RESULTING TRUST - CONVEYANCE TO HUSBAND FOR CONSIDERATION FURNISHED BY WIFE. - A husband purchased land with money advanced by his wife for that purpose from her separate estate, taking title in himself. There appears to have been no agreement as to which should have title, nor does it appear that the wife knew that title was held by the husband until several years afterward, when he deserted her, and she filed her bill to have a trust declared. Held, a trust will be enforced. Orr v. Orr, 70 Legal Int. 684 (Pa. C. P., Delaware Co., Oct. 1913).

Where land is conveyed to A. upon consideration furnished by B., a stranger, a trust is presumed to result in favor of B. Ex parte Vernon, 2 P. Wms. 549. However, where A. is B.'s wife, for whom it is his duty to provide, the consideration furnished is presumed to be an advancement. McCartney v. Fletcher, II App. Cas. (D. C.) 1; Dunbar v. Dunbar, [1909] 2 Ch. 639. The same presumption applies in Pennsylvania when the person furnishing the consideration is the wife. McCormick v. Cook, 199 Pa. 631, 49 Atl. 238. Upon this presumption the result of the principal case is perhaps open to criticism, for the evidence relied on to rebut it is purely negative. By weight of authority, however, consideration furnished by a wife for a conveyance to her husband gives rise to the same presumption of a resulting trust as in the case of strangers. Martin v. Remington, 100 Wis. 540, 76 N. W. 614; Matador Land & Cattle Co. v. Cooper, 39 Tex. Civ. App. 99, 87 S. W. 235. It is submitted that the latter view is correct, for in the absence of a duty to provide, the reason for presuming a gift fails. Moreover, the ascendency which the marital relation gives to the husband renders such protection peculiarly necessary to the wife. For a criticism of these presumptions with regard to resulting trusts and a discussion of the effect of statutes relating thereto, see article by James Barr Ames, 20 HARV. L. REV. 555-557.

BOOK REVIEWS.

A TREATISE ON THE LAW OF PUBLIC UTILITIES. By Oscar L. Pond. Indianapolis: The Bobbs-Merrill Company. 1913. pp. liv, 954.

In this treatise on the special law of municipal utilities the author undertakes the ambitious task of ascertaining the nature of the municipal corporation as expressed in the law and in the construction which the courts have given to the powers conferred upon the municipality by the state, and also of discovering what limitations are placed on municipal activity by our constitutions as construed by the courts. He broadens the inquiry to discover how far the judicial construction of the law with regard to the taxation and sale of municipal public utilities facilitates or impedes the cities in the discharge of these new duties imposed by the ownership and operation or the proper regulation and control of municipal public utilities.

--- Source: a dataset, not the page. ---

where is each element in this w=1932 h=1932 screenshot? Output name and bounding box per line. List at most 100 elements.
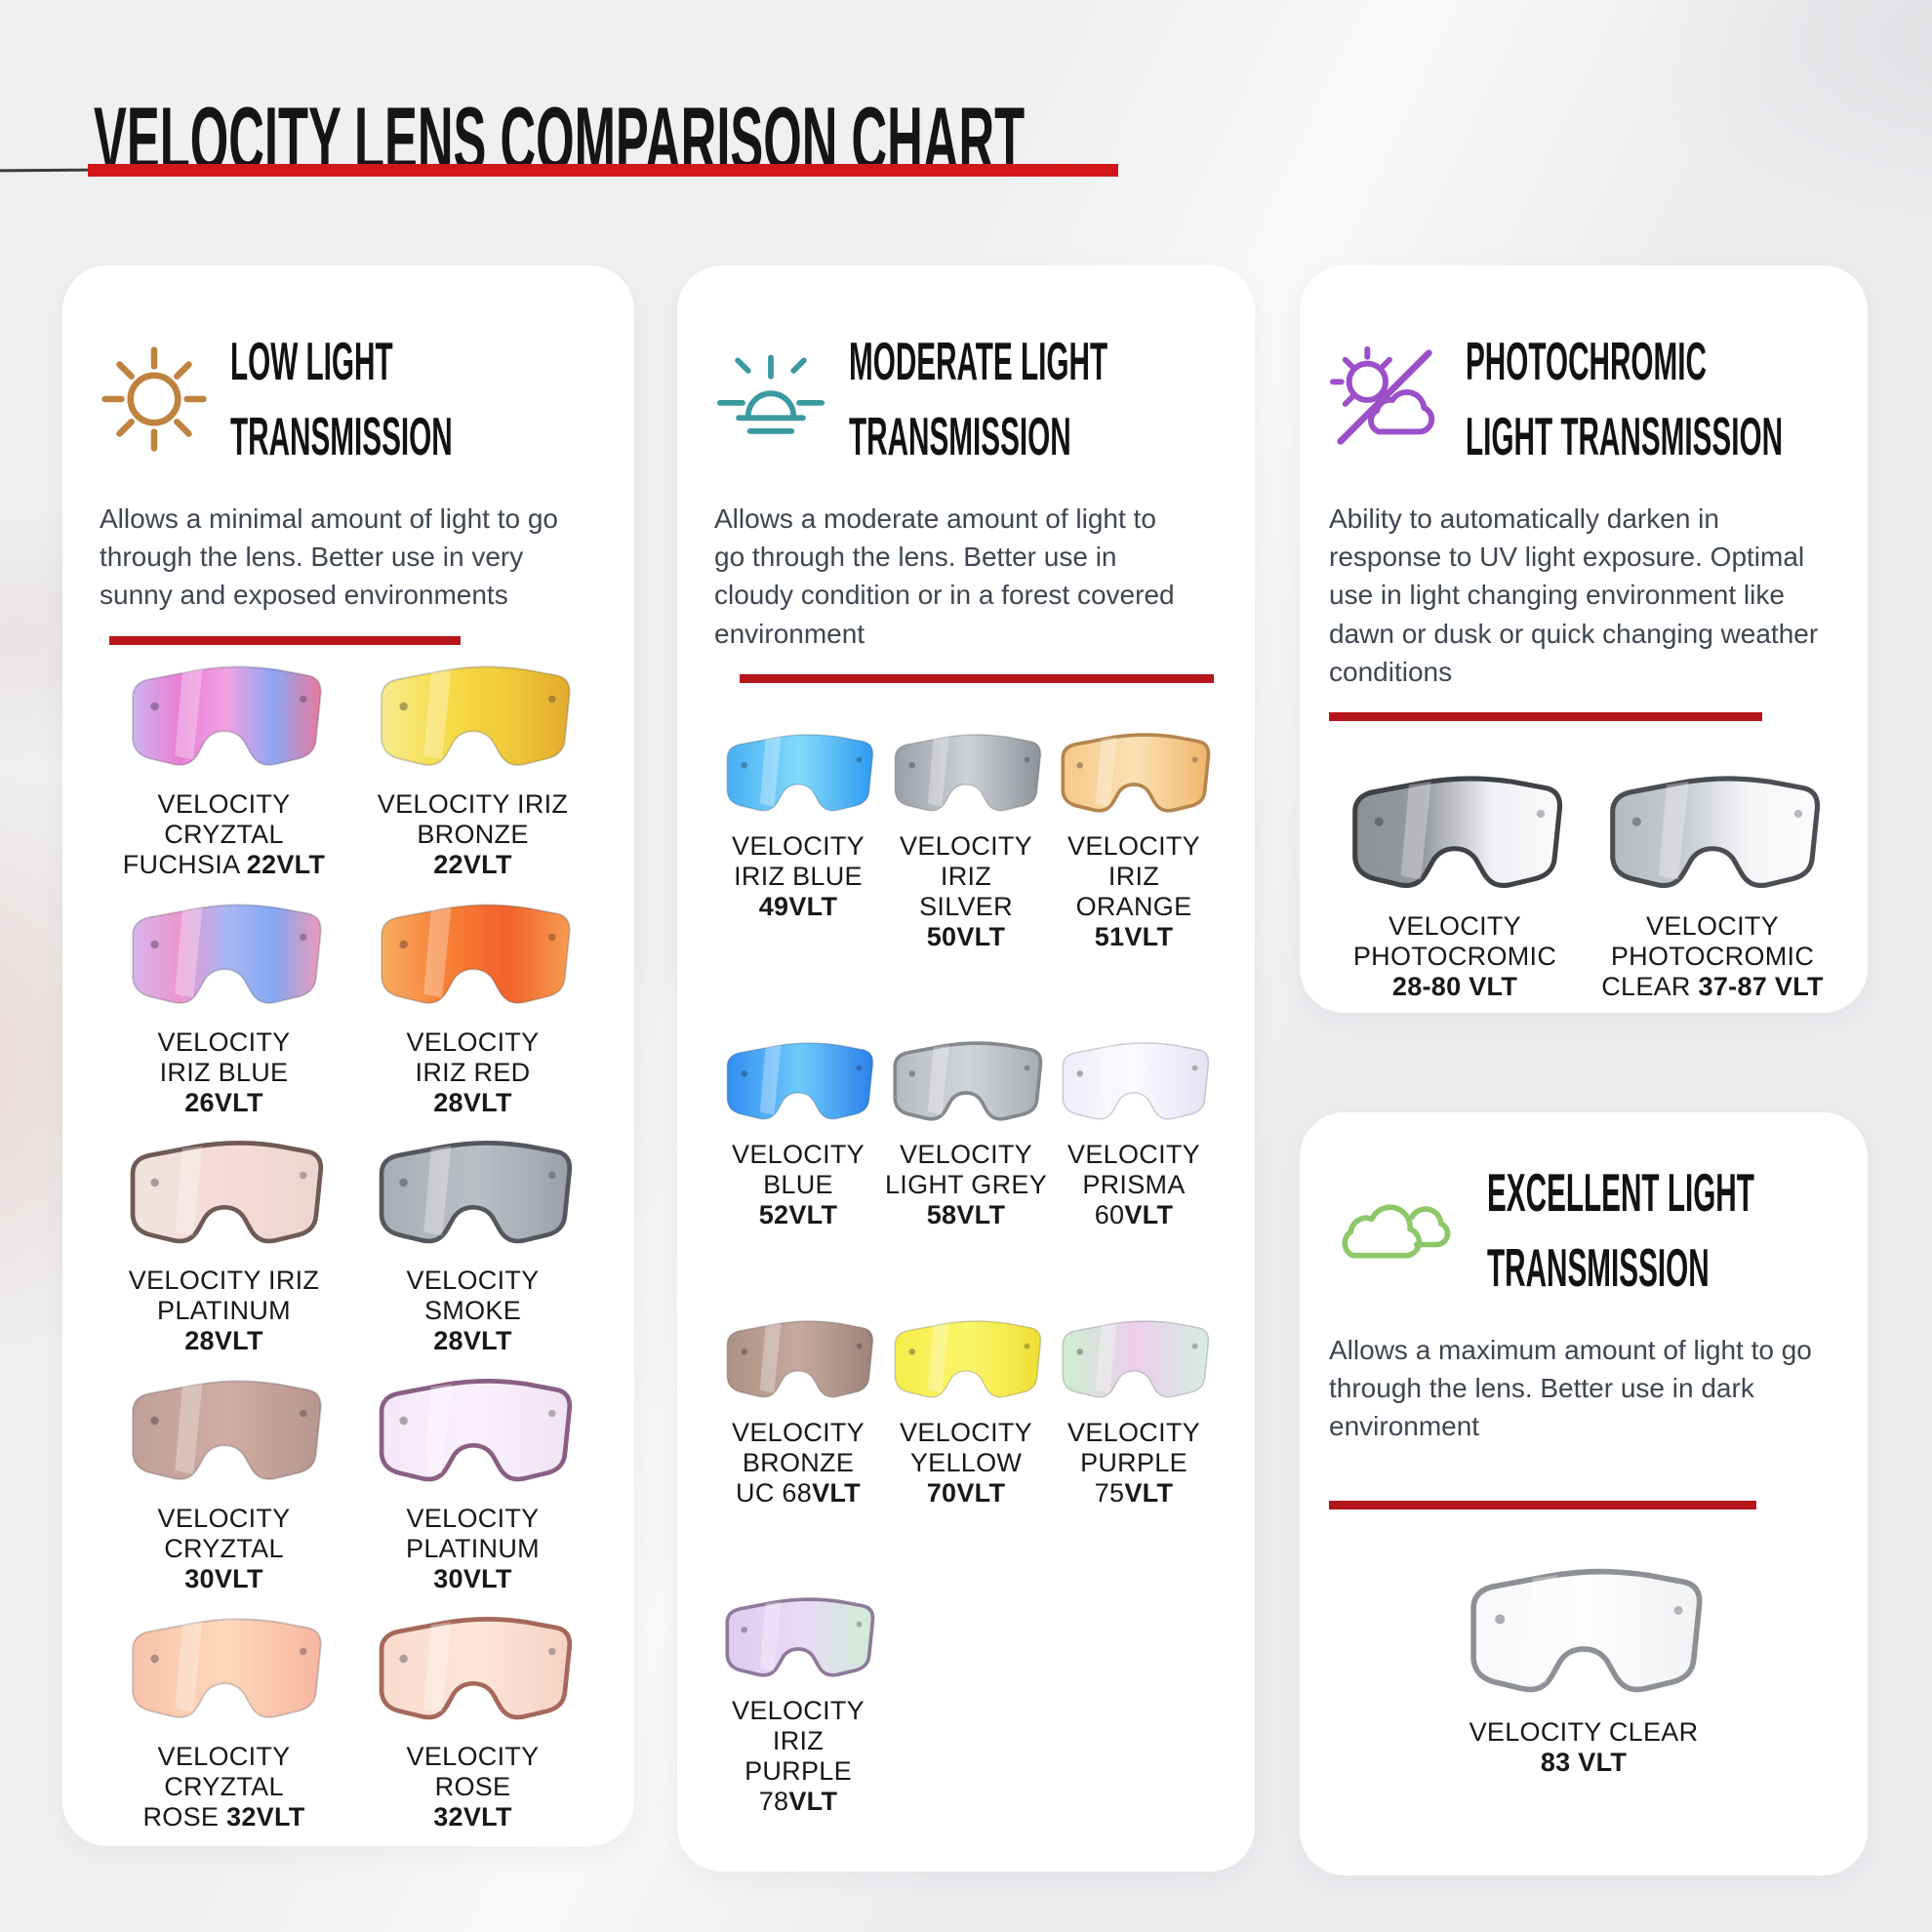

And he enters into the discussion of what are the most efficient methods of regulation and control available to the state or municipality over the operation by private capital of municipal public utilities. Indeed, he shows throughout that he appreciates that unless the strict regulation by governmental authorities which we are trying out proves effectual, we shall be driven perforce to a further extension of governmental control to the point of municipal ownership, already reached in many communities.